From over the weekend and Monday, some important articles:
- ***Think Twice: How the Gut’s “Second Brain” Influences Mood and Well-Being: Scientific American — A deeper understanding of this mass of neural tissue, filled with important neurotransmitters, is revealing that it does much more than merely handle digestion or inflict the occasional nervous pang. The little brain in our innards, in connection with the big one in our skulls, partly determines our mental state and plays key roles in certain diseases throughout the body.

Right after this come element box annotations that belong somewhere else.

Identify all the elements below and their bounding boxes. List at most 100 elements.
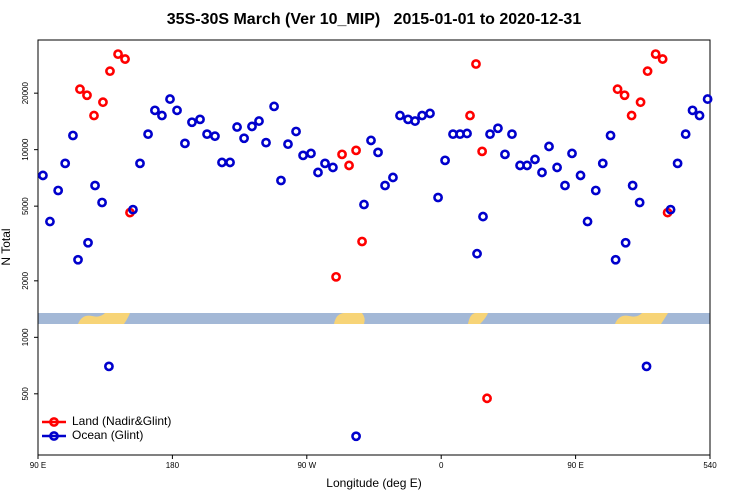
- point: [650, 49, 661, 59]
- point: [344, 160, 354, 171]
- point: [165, 94, 175, 104]
- point: [187, 117, 197, 128]
- point: [590, 185, 601, 196]
- point: [232, 122, 242, 132]
- point: [359, 199, 369, 210]
- legend-label: Ocean (Glint): [72, 428, 143, 442]
- point: [157, 110, 167, 121]
- point: [83, 237, 93, 248]
- point: [522, 160, 532, 171]
- point: [694, 110, 705, 121]
- point: [306, 148, 316, 159]
- point: [202, 129, 212, 140]
- point: [89, 110, 99, 121]
- x-tick-label: 180: [166, 461, 180, 470]
- point: [680, 129, 691, 140]
- point: [702, 94, 713, 104]
- point: [410, 116, 420, 126]
- point: [113, 49, 123, 59]
- point: [642, 66, 653, 77]
- point: [331, 271, 341, 282]
- point: [493, 123, 503, 134]
- point: [380, 180, 390, 191]
- map-strip: [38, 313, 710, 324]
- point: [313, 167, 323, 178]
- point: [128, 204, 138, 215]
- point: [627, 180, 638, 191]
- point: [97, 197, 107, 208]
- point: [351, 431, 361, 442]
- point: [210, 131, 220, 142]
- point: [626, 110, 637, 121]
- point: [291, 126, 301, 137]
- point: [537, 167, 547, 178]
- point: [619, 90, 630, 101]
- point: [425, 108, 435, 119]
- point: [320, 158, 330, 169]
- point: [560, 180, 570, 191]
- point: [68, 130, 78, 141]
- point: [60, 158, 71, 169]
- point: [388, 172, 398, 183]
- point: [135, 158, 145, 169]
- point: [373, 147, 383, 158]
- point: [337, 149, 347, 160]
- point: [104, 361, 114, 372]
- point: [657, 54, 668, 64]
- point: [567, 148, 577, 159]
- point: [120, 54, 130, 64]
- point: [38, 170, 48, 181]
- point: [73, 254, 83, 265]
- point: [195, 114, 205, 125]
- point: [417, 110, 427, 121]
- point: [507, 129, 517, 140]
- point: [575, 170, 586, 181]
- x-axis-label: Longitude (deg E): [326, 476, 421, 490]
- point: [357, 236, 367, 247]
- point: [530, 154, 540, 165]
- point: [45, 216, 55, 227]
- point: [433, 192, 443, 203]
- point: [276, 175, 286, 186]
- point: [641, 361, 652, 372]
- point: [477, 146, 488, 157]
- point: [478, 211, 488, 222]
- point: [82, 90, 92, 101]
- point: [440, 155, 450, 166]
- point: [687, 105, 698, 116]
- chart-title: 35S-30S March (Ver 10_MIP) 2015-01-01 to…: [167, 11, 582, 28]
- point: [247, 121, 257, 132]
- point: [75, 84, 85, 95]
- point: [482, 393, 492, 404]
- point: [217, 157, 227, 168]
- point: [298, 150, 308, 161]
- y-tick-label: 5000: [21, 197, 30, 215]
- point: [485, 129, 495, 140]
- point: [462, 128, 472, 139]
- plot-frame: [37, 39, 711, 456]
- legend-marker: [49, 417, 59, 427]
- point: [254, 116, 264, 126]
- point: [665, 204, 676, 215]
- point: [328, 162, 338, 173]
- point: [239, 133, 249, 144]
- point: [465, 110, 475, 121]
- point: [605, 130, 616, 141]
- x-tick-label: 0: [439, 461, 444, 470]
- point: [610, 254, 621, 265]
- point: [283, 139, 293, 150]
- point: [395, 110, 405, 121]
- point: [351, 145, 361, 156]
- point: [612, 84, 623, 95]
- y-tick-label: 10000: [21, 138, 30, 161]
- y-tick-label: 1000: [21, 328, 30, 346]
- point: [150, 105, 160, 116]
- x-tick-label: 90 E: [30, 461, 46, 470]
- point: [472, 248, 482, 259]
- x-tick-label: 540: [703, 461, 717, 470]
- x-tick-label: 90 E: [567, 461, 583, 470]
- point: [635, 97, 646, 108]
- point: [582, 216, 593, 227]
- point: [90, 180, 100, 191]
- point: [225, 157, 235, 168]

This is a subject I often talk about on this blog. Gut health is often a foundation to all health. Here I talk about how it relates to mental health in my personal experience.
- ***What does Haiti need most? Spit. Bristle. Fury. — “The most urgent need … is not food and water which is temporary. The most urgent need is for psychiatrists.” — From an AP article in the Monterey Herald …Ah yes, food and water are temporary. Psychiatry is forever. Who can forget the great Thorazine famine of Ireland or the poor little Ethiopians with no Zyprexa in their bellies?
This in turn makes me think of the book Crazy Like Us. We are actively and aggressively exporting our impoverished views of the psyche to the world.
- ***Alaska psychiatrists accused of wrongly medicating children— Anchorage Daily News “An Alaska mental health advocacy group that has spent years battling the pharmaceutical industry over medication is suing more than a dozen Alaska child psychiatrists, saying the doctors unnecessarily drugged children and committed Medicaid fraud. The lawsuit, filed months ago in U.S. District Court in Alaska but only unsealed last month, is by the Law Project for Psychiatric Rights, led by Anchorage attorney Jim Gottstein. The organization filed as a whistleblower on behalf of the United States against the Alaska doctors and other defendants, including health service agencies, pharmacies, and state officials.”
- ***Opening Pandora’s Box: The 19 Worst Suggestions For DSM5 — Psychiatric Times — a thoughtful and fairly thorough piece. Rather surprising for a psychiatric rag. Though this one has quite a few pieces that tend to be more critical than the norm in psychiatry.